Uma vez ouvi de uma professora que T.O tinha pé na cozinha, lugar-laboratório onde muitas das coisas  da casa ACONTECE M e onde se FAZEM GRANDE TRANSFORMAÇÕES COTIDIANAS.
O Chopps paulista  estava bom. Ontem disse que T.O é que nem unicórnio. Raro ter contato com os mesmos no dia-a-dia. a gente se tromba vez ou outra, e leva até um susto. No congresso foi dito que somos um pouco mais de 11 mil. Desse total nem sei quantos por cento são homens, a maioria do corpo profissional é de mulheres. No congresso isso ficou evidente. Parecia uma grande classe de aula de terapia ocupacional , se os homens sentassem um ao lado do outro, ocupariam um pouco mais de uma fileira de cadeiras...
Tanta gente e falta lugar? Nos grandes centros a disputa pelas vagas  de trabalho existem, uma legião de recém formados em busca de um lugar ao sol. Mas  fico a imaginar quantos mais pelos interiores do Brasil, quantos hão de estar sozinhos, quantas vagas sem serem preenchidas por puro desconhecimento desse  sistema de saúde da existência nossa enquanto profissão-profissionais que podem exercer o direito de efetuar  cuidados. às pessoas Quantos hão de serem os únicos existentes nas cidades? 

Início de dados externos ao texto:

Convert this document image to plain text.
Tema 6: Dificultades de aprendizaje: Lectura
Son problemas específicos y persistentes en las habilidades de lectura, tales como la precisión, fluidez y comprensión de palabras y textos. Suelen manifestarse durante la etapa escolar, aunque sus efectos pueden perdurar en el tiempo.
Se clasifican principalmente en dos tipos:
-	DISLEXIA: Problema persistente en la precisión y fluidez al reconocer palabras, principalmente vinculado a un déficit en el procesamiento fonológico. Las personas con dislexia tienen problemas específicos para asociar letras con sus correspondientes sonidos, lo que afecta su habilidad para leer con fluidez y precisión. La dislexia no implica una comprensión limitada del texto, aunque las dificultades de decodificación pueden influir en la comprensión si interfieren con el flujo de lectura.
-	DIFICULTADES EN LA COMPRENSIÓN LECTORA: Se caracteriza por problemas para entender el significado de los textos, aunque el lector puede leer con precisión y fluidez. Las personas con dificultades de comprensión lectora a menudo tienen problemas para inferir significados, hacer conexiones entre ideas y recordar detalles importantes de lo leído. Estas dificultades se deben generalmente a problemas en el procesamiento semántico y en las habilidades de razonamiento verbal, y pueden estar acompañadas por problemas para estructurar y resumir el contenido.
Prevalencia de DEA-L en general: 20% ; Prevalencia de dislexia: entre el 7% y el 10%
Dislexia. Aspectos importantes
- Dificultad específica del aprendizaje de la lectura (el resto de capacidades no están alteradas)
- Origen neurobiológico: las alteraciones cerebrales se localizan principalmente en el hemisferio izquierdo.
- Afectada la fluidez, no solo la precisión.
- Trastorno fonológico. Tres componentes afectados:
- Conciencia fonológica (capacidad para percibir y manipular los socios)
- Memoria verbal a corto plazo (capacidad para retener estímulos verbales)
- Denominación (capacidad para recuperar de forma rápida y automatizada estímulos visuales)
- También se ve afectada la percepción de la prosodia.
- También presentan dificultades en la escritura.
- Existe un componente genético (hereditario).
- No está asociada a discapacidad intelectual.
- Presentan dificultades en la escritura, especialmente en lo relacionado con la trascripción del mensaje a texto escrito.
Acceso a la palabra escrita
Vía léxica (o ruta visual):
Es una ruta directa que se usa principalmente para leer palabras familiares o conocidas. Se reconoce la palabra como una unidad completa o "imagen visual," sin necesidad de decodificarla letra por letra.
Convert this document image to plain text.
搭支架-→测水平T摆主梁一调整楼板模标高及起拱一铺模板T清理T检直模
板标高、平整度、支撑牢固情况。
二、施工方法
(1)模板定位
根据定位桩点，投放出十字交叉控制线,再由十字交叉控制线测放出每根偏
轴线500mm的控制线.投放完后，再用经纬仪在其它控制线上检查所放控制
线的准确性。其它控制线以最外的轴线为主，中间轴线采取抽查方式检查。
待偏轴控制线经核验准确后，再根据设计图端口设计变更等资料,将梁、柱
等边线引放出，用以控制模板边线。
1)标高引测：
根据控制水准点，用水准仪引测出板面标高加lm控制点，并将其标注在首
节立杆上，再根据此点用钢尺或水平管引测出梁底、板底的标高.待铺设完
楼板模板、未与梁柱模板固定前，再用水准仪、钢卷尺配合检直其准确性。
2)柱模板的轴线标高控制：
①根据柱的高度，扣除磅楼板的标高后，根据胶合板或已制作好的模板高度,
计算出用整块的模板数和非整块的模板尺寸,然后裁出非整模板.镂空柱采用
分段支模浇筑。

E esses, que desbravam aventuras pelo interior desse país em formação, desse sistema de saúde em construção, dessa profissão a ser inventada pelo cotidiano a fora, quantos não estão a criar histórias a serem contadas para as futuras gerações?...
Pode ser, e não querendo ser pessimista mas na real acontece, que tais histórias nunca virão a tona, porque o interesse de conhecê-las, de mostrá-las, de evidenciá-las não é o interesse do conselho, da  academia, dos que na disputa pelos fatos e verdades deixam minguar aquilo que não trará um reconhecimento imediato. Ontem entre um gole e outro pensava: A GENTE DEVIA TER NA CADEIA DE ESTUDOS DA ACADEMIA UMA DISCIPLINA DE ATIVIDADE JORNALÍSTICA! Uma geração de terapeutas que sabem fazer notícia!!!!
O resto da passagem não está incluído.